Erstellt am 14. Oktober 2011, 15:36

Kurzmann nach Anti-Minarett-Spiel freigesprochen. Mit zwei Freisprüchen hat am Freitag der Prozess gegen den steirischen FP-Chef und Landesrat Gerhard Kurzmann und den von ihm beauftragten Schweizer Werber Alexander Segert wegen des 2010 im Landtagswahlkampf online gestellten "Anti-Minarett-Spiels" in Graz geendet.

Der Richter sah "die Schwelle der Verhetzung" nicht erreicht. Der Staatsanwalt meldete Nichtigkeit und Berufung gegen das Urteil an.

Richter Christoph Lichtenberg begründete den Freispruch damit, dass es unterschiedliche Deutungen des Spiels gebe und unter Anwendung der Unklarheitsregel für die Angeklagten zu entscheiden sei.
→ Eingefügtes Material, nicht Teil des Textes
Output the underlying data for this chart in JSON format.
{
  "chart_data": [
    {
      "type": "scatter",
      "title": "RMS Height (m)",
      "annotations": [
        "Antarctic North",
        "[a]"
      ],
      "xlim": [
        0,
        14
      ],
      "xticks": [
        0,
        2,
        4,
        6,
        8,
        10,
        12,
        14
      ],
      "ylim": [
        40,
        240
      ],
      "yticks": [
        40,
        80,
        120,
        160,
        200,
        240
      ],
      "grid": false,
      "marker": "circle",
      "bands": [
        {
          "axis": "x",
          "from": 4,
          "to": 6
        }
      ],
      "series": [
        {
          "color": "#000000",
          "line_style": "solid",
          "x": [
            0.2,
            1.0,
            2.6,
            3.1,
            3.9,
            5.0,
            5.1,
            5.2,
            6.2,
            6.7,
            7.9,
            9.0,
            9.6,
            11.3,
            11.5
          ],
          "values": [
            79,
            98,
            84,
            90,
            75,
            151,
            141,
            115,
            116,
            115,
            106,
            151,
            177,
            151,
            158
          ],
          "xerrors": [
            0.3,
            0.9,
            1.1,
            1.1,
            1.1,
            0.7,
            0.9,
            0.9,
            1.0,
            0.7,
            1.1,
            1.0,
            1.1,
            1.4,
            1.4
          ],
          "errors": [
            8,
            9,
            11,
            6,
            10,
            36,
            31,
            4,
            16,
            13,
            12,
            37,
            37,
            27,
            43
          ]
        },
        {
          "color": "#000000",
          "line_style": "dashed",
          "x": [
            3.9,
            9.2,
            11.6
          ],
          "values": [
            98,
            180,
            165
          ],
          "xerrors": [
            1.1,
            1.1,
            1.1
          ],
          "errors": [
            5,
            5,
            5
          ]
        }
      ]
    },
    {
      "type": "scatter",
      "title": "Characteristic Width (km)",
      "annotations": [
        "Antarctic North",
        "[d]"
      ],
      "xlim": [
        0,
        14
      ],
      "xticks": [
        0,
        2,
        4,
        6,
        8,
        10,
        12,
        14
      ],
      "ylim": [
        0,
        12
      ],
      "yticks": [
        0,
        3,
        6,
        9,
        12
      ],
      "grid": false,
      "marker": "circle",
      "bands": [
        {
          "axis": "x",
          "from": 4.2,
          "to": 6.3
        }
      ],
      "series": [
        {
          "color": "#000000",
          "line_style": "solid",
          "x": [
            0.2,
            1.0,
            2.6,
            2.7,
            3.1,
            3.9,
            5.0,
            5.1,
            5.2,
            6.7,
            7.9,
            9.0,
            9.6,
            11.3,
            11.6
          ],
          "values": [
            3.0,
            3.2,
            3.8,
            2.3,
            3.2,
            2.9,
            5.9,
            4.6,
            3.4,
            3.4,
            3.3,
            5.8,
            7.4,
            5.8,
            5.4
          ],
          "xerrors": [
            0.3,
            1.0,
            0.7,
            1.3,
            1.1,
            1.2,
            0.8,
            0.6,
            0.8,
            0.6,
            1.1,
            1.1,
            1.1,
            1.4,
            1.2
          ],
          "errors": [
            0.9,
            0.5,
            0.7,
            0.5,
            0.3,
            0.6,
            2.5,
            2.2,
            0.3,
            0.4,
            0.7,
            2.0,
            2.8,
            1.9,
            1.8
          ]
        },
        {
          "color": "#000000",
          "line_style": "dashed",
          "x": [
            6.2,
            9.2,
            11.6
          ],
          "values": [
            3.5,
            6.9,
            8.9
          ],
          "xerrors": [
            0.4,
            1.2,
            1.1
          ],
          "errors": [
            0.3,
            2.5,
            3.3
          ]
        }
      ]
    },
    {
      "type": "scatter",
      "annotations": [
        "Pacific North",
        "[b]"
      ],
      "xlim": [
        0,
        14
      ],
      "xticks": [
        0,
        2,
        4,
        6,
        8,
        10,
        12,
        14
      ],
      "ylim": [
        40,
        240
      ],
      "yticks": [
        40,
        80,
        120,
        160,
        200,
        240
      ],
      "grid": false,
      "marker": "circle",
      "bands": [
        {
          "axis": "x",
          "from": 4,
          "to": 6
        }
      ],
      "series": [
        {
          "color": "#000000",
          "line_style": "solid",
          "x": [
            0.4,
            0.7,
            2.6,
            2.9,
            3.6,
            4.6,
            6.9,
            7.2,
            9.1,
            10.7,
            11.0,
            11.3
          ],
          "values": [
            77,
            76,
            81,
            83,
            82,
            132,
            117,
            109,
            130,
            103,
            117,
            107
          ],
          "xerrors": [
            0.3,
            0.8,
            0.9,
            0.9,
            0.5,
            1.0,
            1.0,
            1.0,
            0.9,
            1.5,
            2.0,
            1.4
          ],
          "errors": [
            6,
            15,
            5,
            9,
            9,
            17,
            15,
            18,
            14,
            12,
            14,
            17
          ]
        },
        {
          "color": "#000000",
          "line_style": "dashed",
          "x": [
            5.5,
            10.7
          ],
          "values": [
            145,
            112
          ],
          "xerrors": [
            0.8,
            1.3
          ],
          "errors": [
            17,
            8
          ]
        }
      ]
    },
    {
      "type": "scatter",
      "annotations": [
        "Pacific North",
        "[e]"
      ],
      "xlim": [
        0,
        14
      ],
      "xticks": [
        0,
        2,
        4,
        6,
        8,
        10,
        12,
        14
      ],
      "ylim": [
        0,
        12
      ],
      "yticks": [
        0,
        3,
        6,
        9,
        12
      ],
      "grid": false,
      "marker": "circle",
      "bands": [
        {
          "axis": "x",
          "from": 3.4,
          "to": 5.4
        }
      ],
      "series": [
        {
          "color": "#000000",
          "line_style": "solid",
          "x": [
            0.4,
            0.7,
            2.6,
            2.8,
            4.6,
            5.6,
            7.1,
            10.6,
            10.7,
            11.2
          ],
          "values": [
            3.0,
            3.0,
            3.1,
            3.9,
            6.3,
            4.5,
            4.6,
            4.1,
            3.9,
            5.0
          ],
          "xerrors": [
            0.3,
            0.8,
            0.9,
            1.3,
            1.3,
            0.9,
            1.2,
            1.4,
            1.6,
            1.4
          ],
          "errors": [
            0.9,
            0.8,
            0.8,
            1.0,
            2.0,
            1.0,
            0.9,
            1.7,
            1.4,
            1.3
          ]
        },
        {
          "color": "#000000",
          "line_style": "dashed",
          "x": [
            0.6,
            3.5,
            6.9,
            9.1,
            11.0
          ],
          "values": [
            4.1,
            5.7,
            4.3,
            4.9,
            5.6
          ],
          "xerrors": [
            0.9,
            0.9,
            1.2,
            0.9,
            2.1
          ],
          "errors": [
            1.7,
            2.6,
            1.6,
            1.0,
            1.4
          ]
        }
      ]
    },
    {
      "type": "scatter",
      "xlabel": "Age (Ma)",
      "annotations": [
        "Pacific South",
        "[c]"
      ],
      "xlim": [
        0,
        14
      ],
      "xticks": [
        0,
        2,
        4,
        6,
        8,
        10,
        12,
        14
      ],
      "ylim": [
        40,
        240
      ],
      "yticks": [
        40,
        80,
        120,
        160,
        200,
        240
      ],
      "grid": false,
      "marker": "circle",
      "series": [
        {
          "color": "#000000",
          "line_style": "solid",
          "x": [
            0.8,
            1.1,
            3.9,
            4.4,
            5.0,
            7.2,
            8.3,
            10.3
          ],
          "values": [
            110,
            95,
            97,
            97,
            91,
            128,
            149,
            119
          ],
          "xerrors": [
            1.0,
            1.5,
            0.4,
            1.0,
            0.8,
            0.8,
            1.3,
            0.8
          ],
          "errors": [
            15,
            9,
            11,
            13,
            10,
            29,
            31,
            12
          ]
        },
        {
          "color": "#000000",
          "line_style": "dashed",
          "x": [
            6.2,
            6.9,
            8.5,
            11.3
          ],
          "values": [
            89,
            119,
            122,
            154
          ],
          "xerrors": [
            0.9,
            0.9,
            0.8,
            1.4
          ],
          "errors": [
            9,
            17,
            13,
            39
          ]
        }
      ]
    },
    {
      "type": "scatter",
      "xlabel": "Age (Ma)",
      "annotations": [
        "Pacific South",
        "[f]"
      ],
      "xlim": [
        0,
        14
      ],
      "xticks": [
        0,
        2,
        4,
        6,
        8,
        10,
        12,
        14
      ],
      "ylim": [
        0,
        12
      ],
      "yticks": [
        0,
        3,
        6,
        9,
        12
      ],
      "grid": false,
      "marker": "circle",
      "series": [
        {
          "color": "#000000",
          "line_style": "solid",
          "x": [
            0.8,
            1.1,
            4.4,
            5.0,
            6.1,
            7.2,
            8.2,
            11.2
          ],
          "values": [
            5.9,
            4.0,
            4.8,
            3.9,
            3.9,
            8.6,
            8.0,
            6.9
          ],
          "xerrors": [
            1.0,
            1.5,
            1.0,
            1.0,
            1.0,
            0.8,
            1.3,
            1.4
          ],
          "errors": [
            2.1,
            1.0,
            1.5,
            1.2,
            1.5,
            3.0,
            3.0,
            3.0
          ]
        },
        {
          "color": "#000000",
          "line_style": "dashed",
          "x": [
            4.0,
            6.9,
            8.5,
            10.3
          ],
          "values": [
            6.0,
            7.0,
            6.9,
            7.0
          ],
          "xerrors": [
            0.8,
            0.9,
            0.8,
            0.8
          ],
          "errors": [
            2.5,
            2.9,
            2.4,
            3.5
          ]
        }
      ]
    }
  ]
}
Der durchschnittliche Adressat sei damit auf ein Thema aufmerksam gemacht worden, sei die günstigste Auslegungsform. Der Richter ortete auch deutliche Unterschiede zu einem "Shooter-Spiel". Insgesamt sei in seinen Augen "die Schwelle der Verhetzung nicht erreicht, ich würde auch den Vorsatz verneinen".

Tatsächlich gelang es der Anklage nicht, den Vorwurf, es handle sich um ein Schießspiel, bei dem Minarette und Muezzine "weggeklickt" werden, zu erhärten: Die Minarette würden nur nach Aktivieren eines Stoppschildes wieder "zurückgehen", die roten und grünen Muezzine sich zur Seite drehen und in die Moscheen zurückgehen. Die anschließenden Fragen zu Moschee- und Minarettbau- oder Burkaverbot sowie Anerkennung der Rechtsstaatlichkeit seien legitimer Teil der politischen Debatte.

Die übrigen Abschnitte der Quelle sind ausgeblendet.